The bank's attention is directed towards enhancing its funding mix by augmenting the share of retail deposits, encompassing term and savings deposits. This initiative aims to align Axis Bank with best-in-class peers. The report highlights the bank's approach of fostering better customer experiences, reorienting branch staff, emphasising corporate salary accounts, and boosting digital banking platforms.
Although the transformation of the funding mix and a reduction in funding costs may span over 18-24 months, the rise in the proportion of retail funds over the past year has already positively impacted outflow rates, now comparable to those of larger banks. This development has in turn facilitated loan growth.
Axis Bank's management is confident that the credit growth for the banking sector can be sustained at around 12-13 per cent, while the bank itself can achieve a growth rate 4-5 percentage points higher, ranging from 16-19 per cent.
Jefferies underscores the improved pricing environment in corporate lending, which benefits Axis Bank by enhancing its scope of participation. While there's some uptick in the capex cycle, banks and promoters remain cautious about extensive capital expenditure.

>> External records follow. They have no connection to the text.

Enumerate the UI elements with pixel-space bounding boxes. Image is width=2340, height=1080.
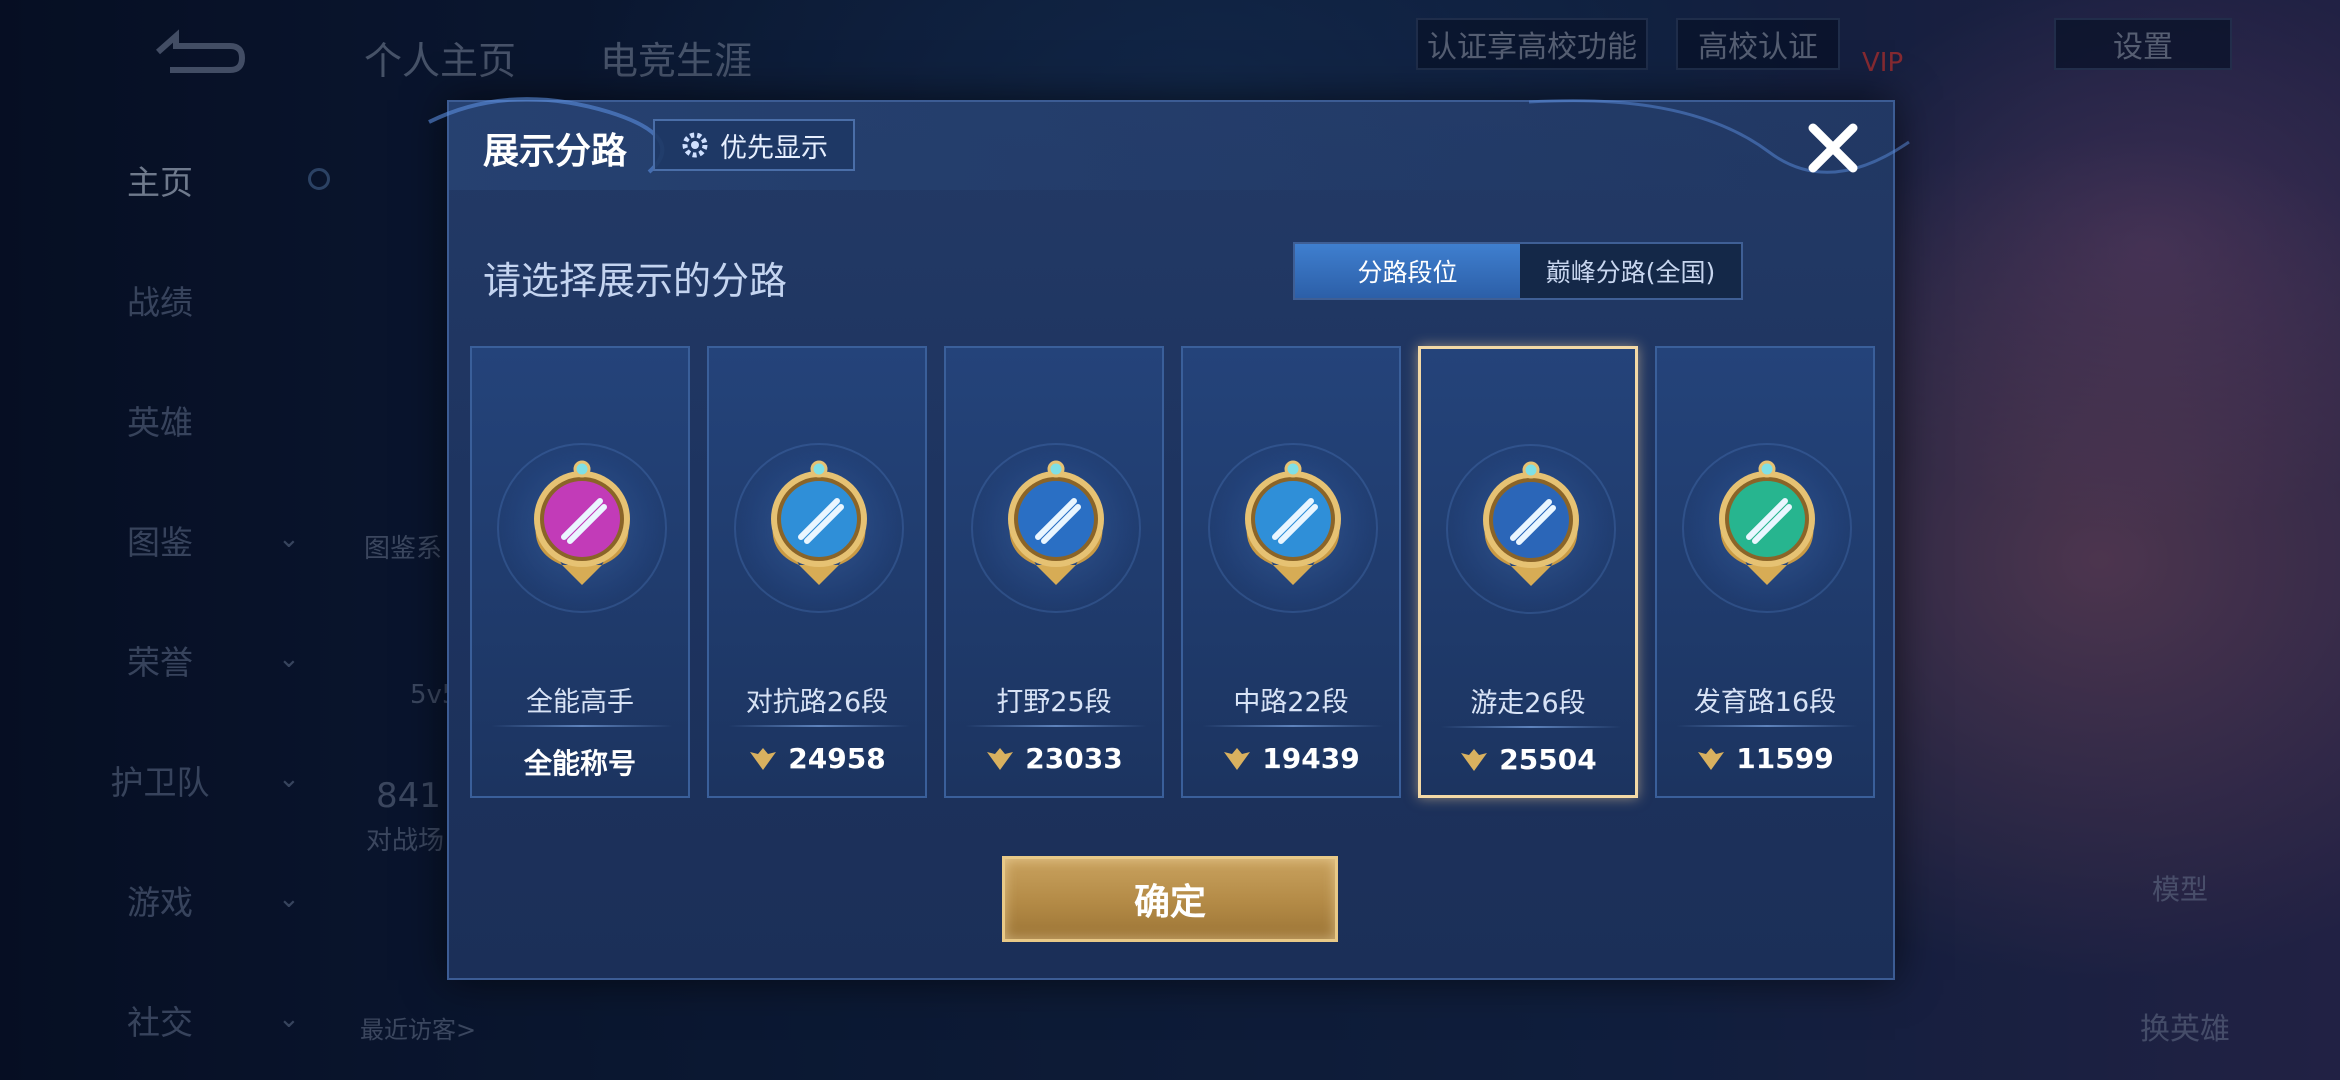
priority-display-button[interactable]: 优先显示 [653, 119, 855, 171]
rank-score-icon [1224, 747, 1251, 770]
segment-control: 分路段位 巅峰分路(全国) [1293, 242, 1743, 300]
lane-card[interactable]: 对抗路26段 24958 [707, 346, 927, 798]
lane-score-value: 全能称号 [523, 747, 636, 780]
card-divider [966, 725, 1146, 727]
gear-icon [682, 132, 708, 158]
close-icon [1808, 123, 1858, 173]
farm-lane-emblem-icon [1719, 460, 1815, 585]
rank-score-icon [750, 747, 777, 770]
mid-lane-emblem-icon [1245, 460, 1341, 585]
lane-name: 发育路16段 [1693, 687, 1837, 718]
jungle-emblem-icon [1008, 460, 1104, 585]
card-divider [492, 725, 672, 727]
roam-emblem-icon [1483, 461, 1579, 586]
lane-score: 全能称号 [472, 742, 688, 782]
lane-score-value: 25504 [1499, 743, 1597, 776]
lane-card[interactable]: 中路22段 19439 [1181, 346, 1401, 798]
lane-score-value: 19439 [1262, 742, 1360, 775]
lane-score: 24958 [709, 742, 925, 775]
lane-name: 中路22段 [1233, 687, 1349, 718]
card-divider [729, 725, 909, 727]
lane-name: 对抗路26段 [745, 687, 889, 718]
lane-score-value: 23033 [1025, 742, 1123, 775]
confirm-button[interactable]: 确定 [1002, 856, 1338, 942]
dialog-title: 展示分路 [483, 131, 628, 172]
lane-score: 23033 [946, 742, 1162, 775]
card-divider [1677, 725, 1857, 727]
all-round-emblem-icon [534, 460, 630, 585]
rank-score-icon [1698, 747, 1725, 770]
selection-prompt: 请选择展示的分路 [483, 259, 788, 303]
lane-score: 25504 [1421, 743, 1635, 776]
lane-score: 11599 [1657, 742, 1873, 775]
card-divider [1203, 725, 1383, 727]
lane-name: 打野25段 [996, 687, 1112, 718]
tab-lane-rank[interactable]: 分路段位 [1295, 244, 1520, 298]
lane-card[interactable]: 发育路16段 11599 [1655, 346, 1875, 798]
tab-peak-lane-national[interactable]: 巅峰分路(全国) [1520, 244, 1741, 298]
rank-score-icon [1461, 748, 1488, 771]
lane-score-value: 24958 [788, 742, 886, 775]
lane-name: 游走26段 [1470, 688, 1586, 719]
lane-score-value: 11599 [1736, 742, 1834, 775]
priority-display-label: 优先显示 [720, 132, 828, 164]
lane-card[interactable]: 全能高手 全能称号 [470, 346, 690, 798]
card-divider [1441, 726, 1621, 728]
lane-score: 19439 [1183, 742, 1399, 775]
lane-card-list: 全能高手 全能称号 对抗路26段 24958 打野25段 23033 中路22段 19439 游… [470, 346, 1880, 798]
lane-display-dialog: 展示分路 优先显示 请选择展示的分路 分路段位 巅峰分路(全国) 全能高手全能称… [428, 97, 1910, 980]
close-button[interactable] [1801, 116, 1865, 180]
rank-score-icon [987, 747, 1014, 770]
lane-card[interactable]: 游走26段 25504 [1418, 346, 1638, 798]
clash-lane-emblem-icon [771, 460, 867, 585]
lane-name: 全能高手 [526, 687, 634, 718]
lane-card[interactable]: 打野25段 23033 [944, 346, 1164, 798]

Reiterating the bank's strong financial position, the management confirmed that capital raising is unnecessary, given the Common Equity Tier-1 Capital Adequacy Ratio (CET-1 CAR) of 14 per cent and an annualised ROE of 19 per cent for the fiscal year 10FY24.
Jefferies anticipates a 16 per cent Compound Annual Growth Rate (CAGR) in profits for the bank from FY23 to FY26, with an ROE of 18 per cent. The report notes that most of the impact of rising funding costs has been absorbed by earnings, and an enhanced funding mix could have a constructive influence on Net Interest Margin (NIM) and Return on Assets (ROA).
Valuing Axis Bank at 18 times the 12-month forward adjusted Price-to-Book (PB) ratio, Jefferies finds this to be an attractive proposition (with a 25 per cent discount compared to ICICI Bank and HDFC Bank). Thus, the report designates Axis Bank as a top pick in the financial sector, awarding it a "buy" rating along with a price target of Rs 1,200. As of now, Axis Bank's shares are trading at a slight dip of 0.92 per cent at Rs 981.10 on the Bombay Stock Exchange (BSE) at 10.20 am. This year, the shares have surged nearly 40 per cent.